Olhem pela janela do outro – Irvin Yalom

Décadas atrás, atendi uma paciente com câncer de mama que, durante toda adolescência, tinha ficado presa numa longa e amarga luta com seu pai repressor. Desejando ardentemente alguma forma de conciliação, um novo e diferente começo para o relacionamento entre eles, ela aguardava ansiosamente pela ocasião em que o pai levaria de carro até a faculdade — uma ocasião em que ela ficaria sozinha com ele por várias horas. Mas a viagem há tanto tempo esperada se revelou um desastre: o pai se comportou exatamente segundo o figurino, reclamando longamente do riacho feio entulhado de lixo às margens da estrada.

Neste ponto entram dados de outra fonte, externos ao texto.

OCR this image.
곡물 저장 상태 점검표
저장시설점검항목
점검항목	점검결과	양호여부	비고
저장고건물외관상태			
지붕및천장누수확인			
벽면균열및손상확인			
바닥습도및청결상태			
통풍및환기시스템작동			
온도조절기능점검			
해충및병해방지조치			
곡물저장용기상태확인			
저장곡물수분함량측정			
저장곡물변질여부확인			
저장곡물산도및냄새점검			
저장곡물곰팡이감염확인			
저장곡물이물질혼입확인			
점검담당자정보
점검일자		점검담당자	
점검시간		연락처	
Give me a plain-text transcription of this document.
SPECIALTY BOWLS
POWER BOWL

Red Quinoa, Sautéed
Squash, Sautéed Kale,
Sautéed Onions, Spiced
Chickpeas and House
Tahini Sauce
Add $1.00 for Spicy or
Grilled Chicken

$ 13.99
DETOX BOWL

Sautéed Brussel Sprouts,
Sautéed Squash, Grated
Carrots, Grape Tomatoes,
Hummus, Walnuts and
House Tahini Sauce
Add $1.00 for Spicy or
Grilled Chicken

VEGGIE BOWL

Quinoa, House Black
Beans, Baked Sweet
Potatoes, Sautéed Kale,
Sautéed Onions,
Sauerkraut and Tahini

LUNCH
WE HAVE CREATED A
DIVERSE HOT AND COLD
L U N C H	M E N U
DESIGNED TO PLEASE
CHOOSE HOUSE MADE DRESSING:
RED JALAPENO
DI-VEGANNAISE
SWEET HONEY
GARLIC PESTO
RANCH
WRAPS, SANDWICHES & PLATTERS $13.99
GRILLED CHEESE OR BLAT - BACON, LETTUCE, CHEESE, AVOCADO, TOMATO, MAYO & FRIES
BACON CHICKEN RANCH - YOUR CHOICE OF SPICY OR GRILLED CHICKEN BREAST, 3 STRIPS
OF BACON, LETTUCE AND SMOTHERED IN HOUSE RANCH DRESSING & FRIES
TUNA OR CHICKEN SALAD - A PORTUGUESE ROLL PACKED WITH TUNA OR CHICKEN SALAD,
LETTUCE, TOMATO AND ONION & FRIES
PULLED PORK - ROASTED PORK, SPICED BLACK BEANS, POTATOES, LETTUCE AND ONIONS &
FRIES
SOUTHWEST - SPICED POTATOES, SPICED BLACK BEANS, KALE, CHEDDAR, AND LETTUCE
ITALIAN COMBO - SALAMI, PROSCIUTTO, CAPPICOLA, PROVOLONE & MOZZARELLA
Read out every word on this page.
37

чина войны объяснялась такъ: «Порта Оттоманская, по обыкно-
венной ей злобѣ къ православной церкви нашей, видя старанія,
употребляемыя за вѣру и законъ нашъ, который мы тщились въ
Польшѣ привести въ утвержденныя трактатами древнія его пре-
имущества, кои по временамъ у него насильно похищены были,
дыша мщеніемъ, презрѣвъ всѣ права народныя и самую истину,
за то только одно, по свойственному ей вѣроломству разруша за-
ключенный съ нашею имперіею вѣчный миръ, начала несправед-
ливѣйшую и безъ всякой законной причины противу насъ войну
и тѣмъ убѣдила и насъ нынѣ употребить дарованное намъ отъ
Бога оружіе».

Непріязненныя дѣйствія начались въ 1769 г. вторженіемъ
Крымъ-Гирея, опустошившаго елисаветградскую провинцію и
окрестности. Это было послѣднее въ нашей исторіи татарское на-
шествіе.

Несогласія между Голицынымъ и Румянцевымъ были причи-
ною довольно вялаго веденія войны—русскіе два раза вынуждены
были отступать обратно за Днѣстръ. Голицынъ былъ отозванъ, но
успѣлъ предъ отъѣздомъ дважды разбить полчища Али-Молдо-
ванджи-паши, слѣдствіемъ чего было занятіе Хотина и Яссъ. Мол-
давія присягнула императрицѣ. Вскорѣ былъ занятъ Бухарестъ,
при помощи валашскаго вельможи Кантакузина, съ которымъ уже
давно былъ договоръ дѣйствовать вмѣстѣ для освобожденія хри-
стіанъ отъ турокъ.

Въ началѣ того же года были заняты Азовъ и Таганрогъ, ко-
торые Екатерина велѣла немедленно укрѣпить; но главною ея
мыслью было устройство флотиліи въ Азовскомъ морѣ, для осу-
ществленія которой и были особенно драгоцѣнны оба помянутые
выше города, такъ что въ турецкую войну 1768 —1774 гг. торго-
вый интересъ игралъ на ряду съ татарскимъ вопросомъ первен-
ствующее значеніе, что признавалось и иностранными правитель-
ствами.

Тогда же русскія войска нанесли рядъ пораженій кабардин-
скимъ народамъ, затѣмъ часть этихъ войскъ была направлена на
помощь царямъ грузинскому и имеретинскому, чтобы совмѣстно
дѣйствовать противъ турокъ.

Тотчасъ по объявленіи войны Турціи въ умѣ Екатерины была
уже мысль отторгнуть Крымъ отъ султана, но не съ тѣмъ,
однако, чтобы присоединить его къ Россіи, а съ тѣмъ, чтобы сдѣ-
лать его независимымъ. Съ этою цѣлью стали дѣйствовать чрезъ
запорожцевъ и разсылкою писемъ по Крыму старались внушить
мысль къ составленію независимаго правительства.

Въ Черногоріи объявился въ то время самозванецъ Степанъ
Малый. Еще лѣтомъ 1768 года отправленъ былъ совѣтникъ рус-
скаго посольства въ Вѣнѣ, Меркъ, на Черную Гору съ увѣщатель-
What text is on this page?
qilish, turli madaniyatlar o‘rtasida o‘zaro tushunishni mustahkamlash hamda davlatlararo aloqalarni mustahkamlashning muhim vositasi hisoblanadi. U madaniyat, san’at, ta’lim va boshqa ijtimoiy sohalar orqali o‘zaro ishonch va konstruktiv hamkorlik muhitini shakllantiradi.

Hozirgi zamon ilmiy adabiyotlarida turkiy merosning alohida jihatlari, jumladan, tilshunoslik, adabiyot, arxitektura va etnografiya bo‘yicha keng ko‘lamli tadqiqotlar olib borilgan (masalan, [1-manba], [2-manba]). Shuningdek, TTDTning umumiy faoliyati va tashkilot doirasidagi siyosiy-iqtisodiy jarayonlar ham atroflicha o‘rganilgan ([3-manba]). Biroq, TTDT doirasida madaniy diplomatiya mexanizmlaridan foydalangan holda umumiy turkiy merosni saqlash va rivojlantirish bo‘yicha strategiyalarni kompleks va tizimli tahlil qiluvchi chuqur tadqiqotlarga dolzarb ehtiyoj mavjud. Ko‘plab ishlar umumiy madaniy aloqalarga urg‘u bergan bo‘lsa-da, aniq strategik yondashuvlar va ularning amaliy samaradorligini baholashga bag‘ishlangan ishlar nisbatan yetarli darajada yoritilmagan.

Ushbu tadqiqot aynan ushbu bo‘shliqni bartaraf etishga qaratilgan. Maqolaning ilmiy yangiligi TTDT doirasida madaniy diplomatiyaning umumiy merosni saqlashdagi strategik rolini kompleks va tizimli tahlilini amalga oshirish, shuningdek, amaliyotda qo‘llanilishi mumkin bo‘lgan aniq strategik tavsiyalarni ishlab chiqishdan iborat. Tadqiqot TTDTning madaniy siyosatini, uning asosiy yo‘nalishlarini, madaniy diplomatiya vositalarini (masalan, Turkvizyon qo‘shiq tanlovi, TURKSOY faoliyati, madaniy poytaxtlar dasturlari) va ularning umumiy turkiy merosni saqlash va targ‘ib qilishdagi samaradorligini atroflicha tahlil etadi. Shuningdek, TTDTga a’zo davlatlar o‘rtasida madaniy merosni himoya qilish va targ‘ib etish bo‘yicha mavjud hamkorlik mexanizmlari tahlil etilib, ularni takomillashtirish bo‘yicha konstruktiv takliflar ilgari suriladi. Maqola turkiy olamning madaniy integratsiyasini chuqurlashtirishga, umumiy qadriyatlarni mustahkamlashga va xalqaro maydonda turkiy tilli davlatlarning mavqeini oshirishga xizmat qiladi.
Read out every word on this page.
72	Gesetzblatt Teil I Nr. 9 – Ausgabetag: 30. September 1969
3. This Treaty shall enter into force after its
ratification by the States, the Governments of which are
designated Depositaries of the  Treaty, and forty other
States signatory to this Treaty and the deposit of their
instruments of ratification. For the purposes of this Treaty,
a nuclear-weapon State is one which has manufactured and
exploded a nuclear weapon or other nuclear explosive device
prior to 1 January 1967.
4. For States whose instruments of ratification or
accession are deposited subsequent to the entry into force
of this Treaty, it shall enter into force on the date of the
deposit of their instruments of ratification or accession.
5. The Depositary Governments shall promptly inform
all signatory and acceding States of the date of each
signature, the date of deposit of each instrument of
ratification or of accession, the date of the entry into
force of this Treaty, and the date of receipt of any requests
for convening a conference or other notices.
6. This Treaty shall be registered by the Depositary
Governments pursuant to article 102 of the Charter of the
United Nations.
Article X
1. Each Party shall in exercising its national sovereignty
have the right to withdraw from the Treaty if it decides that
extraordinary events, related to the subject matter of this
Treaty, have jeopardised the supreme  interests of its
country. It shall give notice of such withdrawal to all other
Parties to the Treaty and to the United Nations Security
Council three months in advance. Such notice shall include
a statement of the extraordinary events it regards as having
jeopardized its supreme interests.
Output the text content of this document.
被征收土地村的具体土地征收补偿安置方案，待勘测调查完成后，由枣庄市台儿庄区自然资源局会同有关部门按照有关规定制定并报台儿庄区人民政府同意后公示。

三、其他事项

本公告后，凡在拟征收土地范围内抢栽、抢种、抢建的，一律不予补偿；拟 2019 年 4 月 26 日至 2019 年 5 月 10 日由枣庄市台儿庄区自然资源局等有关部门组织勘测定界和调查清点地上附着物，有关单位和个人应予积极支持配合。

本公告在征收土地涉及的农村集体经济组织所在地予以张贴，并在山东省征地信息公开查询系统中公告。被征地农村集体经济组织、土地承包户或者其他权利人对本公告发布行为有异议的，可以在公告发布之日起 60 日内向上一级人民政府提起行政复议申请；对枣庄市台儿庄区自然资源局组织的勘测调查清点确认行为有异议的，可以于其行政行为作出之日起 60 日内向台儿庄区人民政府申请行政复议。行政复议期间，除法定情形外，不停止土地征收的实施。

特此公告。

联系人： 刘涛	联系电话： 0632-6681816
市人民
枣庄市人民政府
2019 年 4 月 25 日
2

Ela, por outro lado, não viu absolutamente nenhum entulho no belo e rústico córrego, que conservava a sua beleza natural. Não conseguiu descobrir nenhuma maneira de responder e, acabando por cair em silêncio, eles passaram o restante da viagem desviando o olhar um do outro. Mais tarde, ela fez a mesma viagem sozinha e ficou surpresa ao notar que havia dois córregos — um em cada lado da estrada. “Desta vez, eu era a motorista” disse ela com tristeza, “e o córrego que tinha visto da minha janela no lado do motorista era tão feio poluído quanto meu pai o tinha descrito.” Mas na ocasião em que ela tinha aprendido a olhar pela janela do pai, era tarde demais — pai estava morto e enterrado.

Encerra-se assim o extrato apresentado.